Have you heard of the 4% Rule? That’s the amount of money that could be safely withdrawn from an investment account without depleting it over the lifetime of the individual.
William H. Byrnes, Esq., and Robert Bloink, Esq., LL.M. recently wrote an article, “Are Annuities the Solution to Old 4% Retirement Rule,” in AdvisorOne, saying that for years, the 4% rule provided the baseline from which advisors determined strategies for retirement account withdrawals. The rule is simple, well-trusted, and until recently, relatively unlikely to fail. But, the authors point out, in today’s low-interest rate environment, the strategies that worked for the past 20 years are simply not working, meaning that advisors and clients must create alternative solutions for providing sustainable retirement income.
People who have traditionally sought aggressive investment returns and have not looked favorably on annuities cannot ignore the evidence. New studies suggest that annuities are a competitive alternative to the old 4% rule.
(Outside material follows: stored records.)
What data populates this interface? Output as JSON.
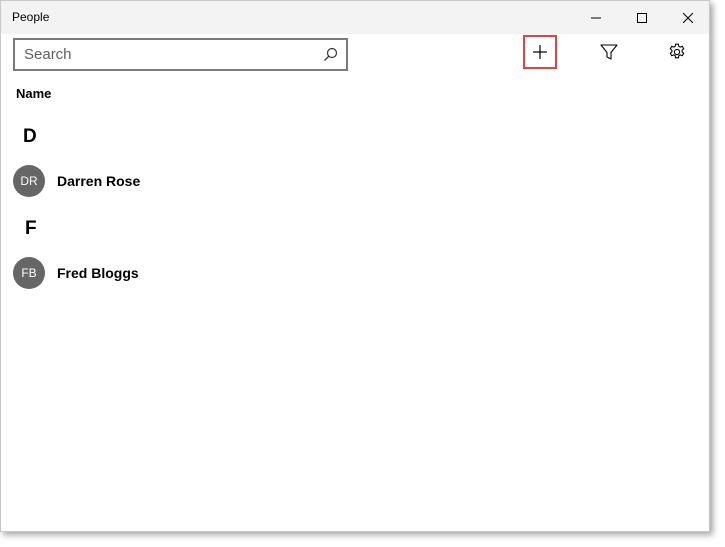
{
  "window": {
    "title": "People"
  },
  "titlebar_buttons": {
    "minimize": "minimize-icon",
    "maximize": "maximize-icon",
    "close": "close-icon"
  },
  "toolbar": {
    "search_placeholder": "Search",
    "search_value": "",
    "add_icon": "plus-icon",
    "filter_icon": "filter-icon",
    "settings_icon": "gear-icon",
    "highlight_color": "#e84040"
  },
  "list": {
    "column_header": "Name",
    "groups": [
      {
        "letter": "D",
        "contacts": [
          {
            "initials": "DR",
            "name": "Darren Rose"
          }
        ]
      },
      {
        "letter": "F",
        "contacts": [
          {
            "initials": "FB",
            "name": "Fred Bloggs"
          }
        ]
      }
    ]
  },
  "colors": {
    "avatar_bg": "#666666",
    "titlebar_bg": "#f3f3f3"
  }
}
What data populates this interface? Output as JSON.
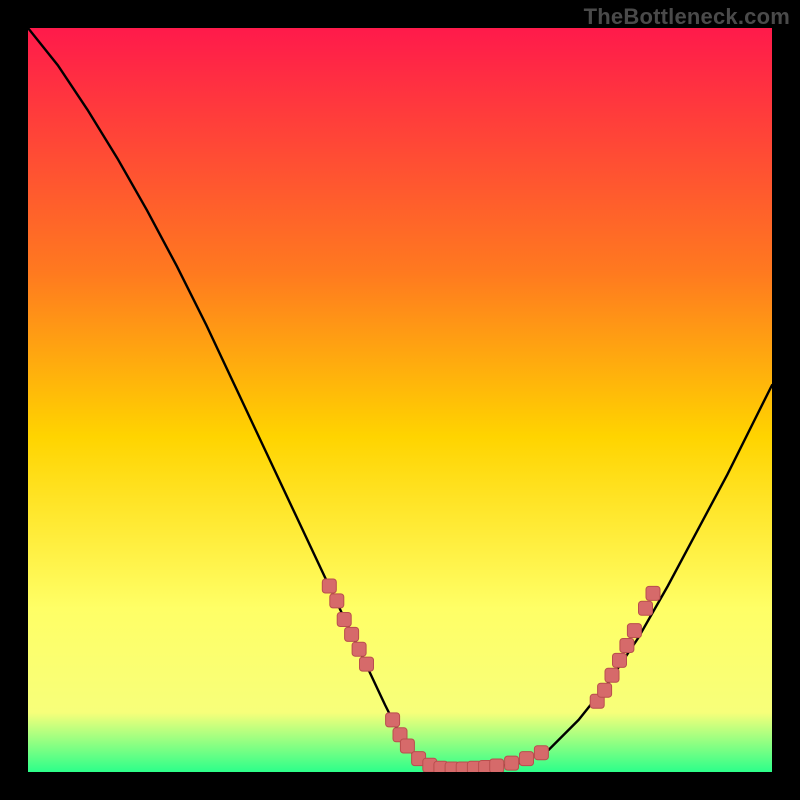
{
  "watermark": "TheBottleneck.com",
  "colors": {
    "gradient_top": "#ff1a4b",
    "gradient_mid_upper": "#ff7a1f",
    "gradient_mid": "#ffd400",
    "gradient_lower": "#f7ff7a",
    "gradient_bottom_yellow": "#ffff66",
    "gradient_bottom_green": "#2cff8a",
    "curve": "#000000",
    "marker_fill": "#d66a6a",
    "marker_stroke": "#b94e4e",
    "bg": "#000000"
  },
  "chart_data": {
    "type": "line",
    "title": "",
    "xlabel": "",
    "ylabel": "",
    "xlim": [
      0,
      100
    ],
    "ylim": [
      0,
      100
    ],
    "grid": false,
    "legend": false,
    "series": [
      {
        "name": "bottleneck-curve",
        "x": [
          0,
          4,
          8,
          12,
          16,
          20,
          24,
          28,
          32,
          36,
          40,
          44,
          48,
          50,
          52,
          54,
          56,
          58,
          62,
          66,
          70,
          74,
          78,
          82,
          86,
          90,
          94,
          98,
          100
        ],
        "y": [
          100,
          95,
          89,
          82.5,
          75.5,
          68,
          60,
          51.5,
          43,
          34.5,
          26,
          17.5,
          9,
          5,
          2,
          0.8,
          0.4,
          0.4,
          0.6,
          1.2,
          3,
          7,
          12,
          18,
          25,
          32.5,
          40,
          48,
          52
        ]
      }
    ],
    "markers": [
      {
        "name": "left-cluster",
        "points": [
          {
            "x": 40.5,
            "y": 25.0
          },
          {
            "x": 41.5,
            "y": 23.0
          },
          {
            "x": 42.5,
            "y": 20.5
          },
          {
            "x": 43.5,
            "y": 18.5
          },
          {
            "x": 44.5,
            "y": 16.5
          },
          {
            "x": 45.5,
            "y": 14.5
          }
        ]
      },
      {
        "name": "bottom-cluster",
        "points": [
          {
            "x": 49.0,
            "y": 7.0
          },
          {
            "x": 50.0,
            "y": 5.0
          },
          {
            "x": 51.0,
            "y": 3.5
          },
          {
            "x": 52.5,
            "y": 1.8
          },
          {
            "x": 54.0,
            "y": 0.9
          },
          {
            "x": 55.5,
            "y": 0.5
          },
          {
            "x": 57.0,
            "y": 0.4
          },
          {
            "x": 58.5,
            "y": 0.4
          },
          {
            "x": 60.0,
            "y": 0.5
          },
          {
            "x": 61.5,
            "y": 0.6
          },
          {
            "x": 63.0,
            "y": 0.8
          },
          {
            "x": 65.0,
            "y": 1.2
          },
          {
            "x": 67.0,
            "y": 1.8
          },
          {
            "x": 69.0,
            "y": 2.6
          }
        ]
      },
      {
        "name": "right-cluster",
        "points": [
          {
            "x": 76.5,
            "y": 9.5
          },
          {
            "x": 77.5,
            "y": 11.0
          },
          {
            "x": 78.5,
            "y": 13.0
          },
          {
            "x": 79.5,
            "y": 15.0
          },
          {
            "x": 80.5,
            "y": 17.0
          },
          {
            "x": 81.5,
            "y": 19.0
          },
          {
            "x": 83.0,
            "y": 22.0
          },
          {
            "x": 84.0,
            "y": 24.0
          }
        ]
      }
    ]
  }
}
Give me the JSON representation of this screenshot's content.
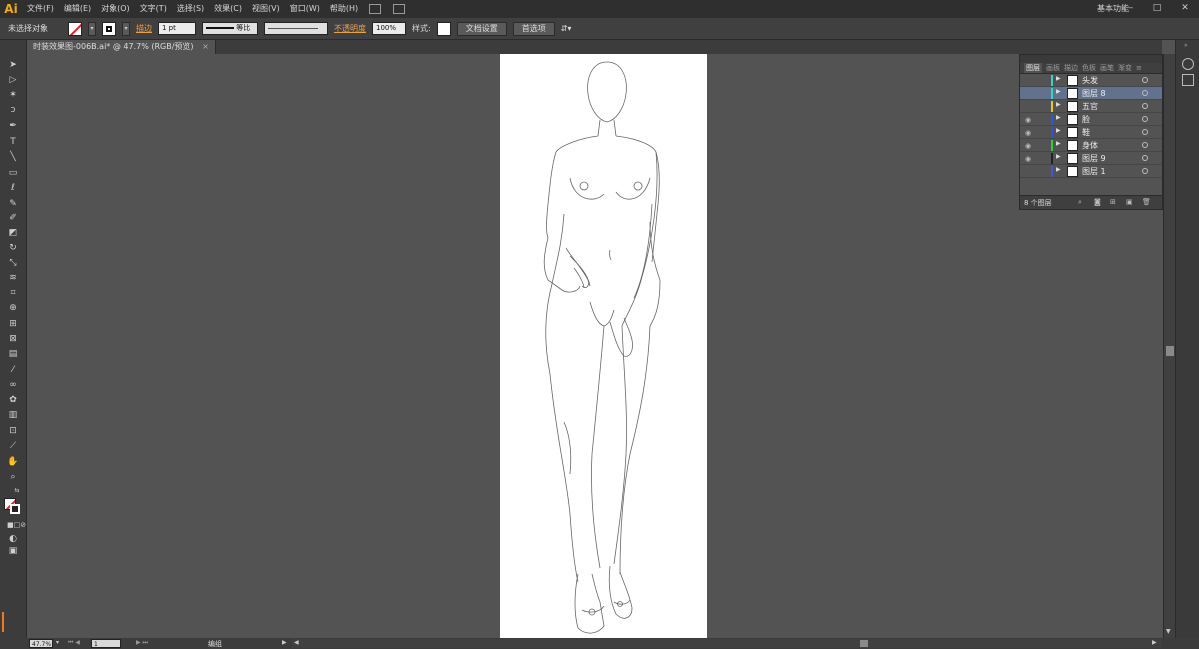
{
  "app": {
    "logo": "Ai",
    "workspace": "基本功能"
  },
  "menu": [
    "文件(F)",
    "编辑(E)",
    "对象(O)",
    "文字(T)",
    "选择(S)",
    "效果(C)",
    "视图(V)",
    "窗口(W)",
    "帮助(H)"
  ],
  "control_bar": {
    "selection": "未选择对象",
    "stroke_label": "描边",
    "stroke_weight": "1 pt",
    "stroke_profile": "等比",
    "opacity_label": "不透明度",
    "opacity_value": "100%",
    "style_label": "样式:",
    "doc_setup": "文档设置",
    "preferences": "首选项"
  },
  "document": {
    "tab": "时装效果图-006B.ai* @ 47.7% (RGB/预览)",
    "close": "×"
  },
  "status": {
    "zoom": "47.7%",
    "page": "1",
    "mode": "编组"
  },
  "layers_panel": {
    "tabs": [
      "图层",
      "画板",
      "描边",
      "色板",
      "画笔",
      "渐变"
    ],
    "layers": [
      {
        "name": "头发",
        "color": "#3ad1c7",
        "visible": false,
        "selected": false
      },
      {
        "name": "图层 8",
        "color": "#3ad1c7",
        "visible": false,
        "selected": true
      },
      {
        "name": "五官",
        "color": "#e6c72a",
        "visible": false,
        "selected": false
      },
      {
        "name": "脸",
        "color": "#2a5ad6",
        "visible": true,
        "selected": false
      },
      {
        "name": "鞋",
        "color": "#3a4bd6",
        "visible": true,
        "selected": false
      },
      {
        "name": "身体",
        "color": "#2ad13a",
        "visible": true,
        "selected": false
      },
      {
        "name": "图层 9",
        "color": "#222222",
        "visible": true,
        "selected": false
      },
      {
        "name": "图层 1",
        "color": "#3a5ad6",
        "visible": false,
        "selected": false
      }
    ],
    "count": "8 个图层"
  }
}
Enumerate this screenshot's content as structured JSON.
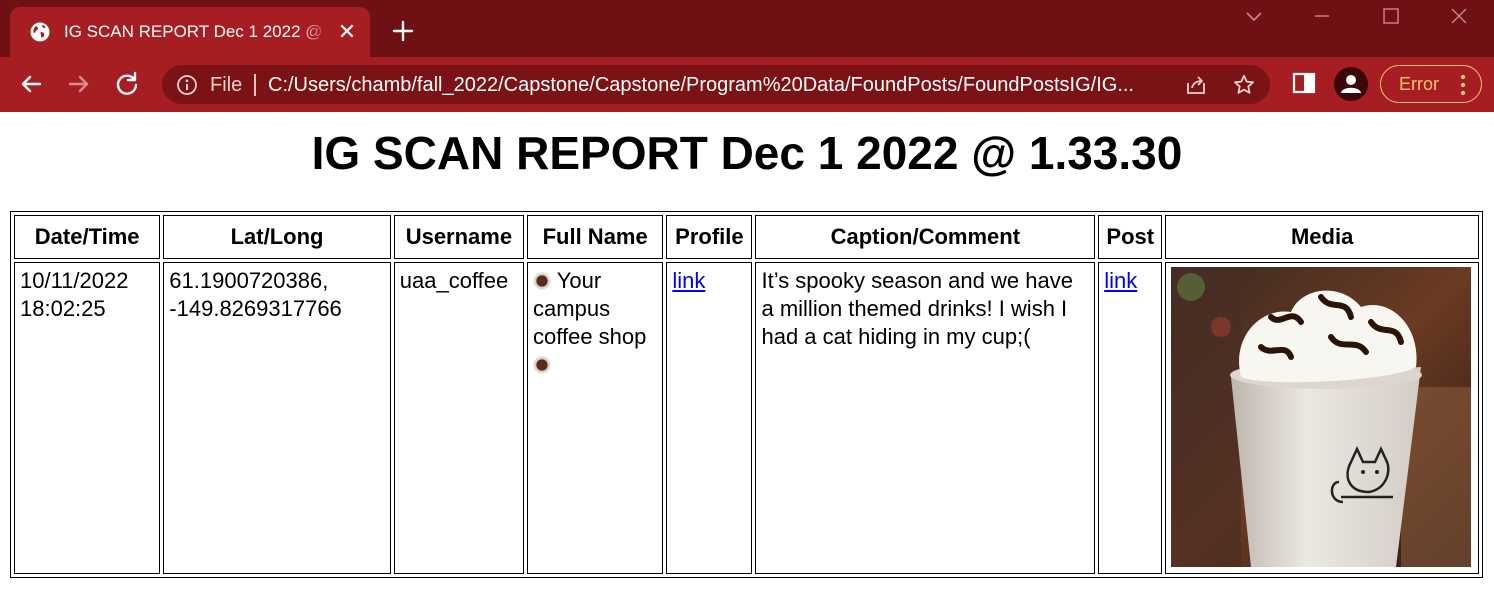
{
  "browser": {
    "tab_title": "IG SCAN REPORT Dec 1 2022 @ 1.33.30",
    "tab_close": "✕",
    "omnibox_scheme": "File",
    "url": "C:/Users/chamb/fall_2022/Capstone/Capstone/Program%20Data/FoundPosts/FoundPostsIG/IG...",
    "error_label": "Error",
    "accent_color": "#a61e22",
    "titlebar_color": "#6f1114"
  },
  "page": {
    "title": "IG SCAN REPORT Dec 1 2022 @ 1.33.30"
  },
  "table": {
    "headers": [
      "Date/Time",
      "Lat/Long",
      "Username",
      "Full Name",
      "Profile",
      "Caption/Comment",
      "Post",
      "Media"
    ],
    "row": {
      "date": "10/11/2022",
      "time": "18:02:25",
      "lat": "61.1900720386,",
      "long": "-149.8269317766",
      "username": "uaa_coffee",
      "fullname_text": "Your campus coffee shop",
      "profile_link": "link",
      "caption": "It’s spooky season and we have a million themed drinks! I wish I had a cat hiding in my cup;(",
      "post_link": "link",
      "media_icon": "coffee-cup-photo"
    }
  }
}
The authors go on to say that: the 4% rule suggests that if you withdraw 4% of the balance from a retirement account each year, you will be able to create a sustainable retirement income stream with virtually no risk of exhausting the account assets. This strategy has worked for years, more or less, but there have always been problems, such as the failure to account for actual investment performance in any given year. It has generally been a safe bet, however, that you will not run out of money, which is the greatest fear for many retirees.
With today’s low interest rate environment, the 4% rule is no longer a safe bet. A study by Texas Tech professor and Research magazine contributor Michael Finke shows that, because interest rates are about 4% lower than their historical average, the anticipated failure rate for the 4% rule has gone from 6% to a 57%, meaning that if the 4% assumption is used, your chance of running out of money before life expectancy is 57% of the time.
The authors add that, the study found that the failure rate would remain at 18% even if interest rates increase in five years’ time, though there is no evidence to suggest that we will return to 20th century interest rates anytime soon, if ever. The bottom line: it is time to change the 4% withdrawal strategy.
Retirement accounts are not yielding the returns that they have in the past, and the potential of a 57% failure rate by following the 4% rule is something you should pay attention to. Annuity products may have not look so attractive when the 4% rule’s failure rate was 6%, but the current landscape puts annuities in a new light. They should be seen as more attractive than ever because they can guarantee a lifetime income stream, no matter how long you live, and they should be part of your retirement income planning.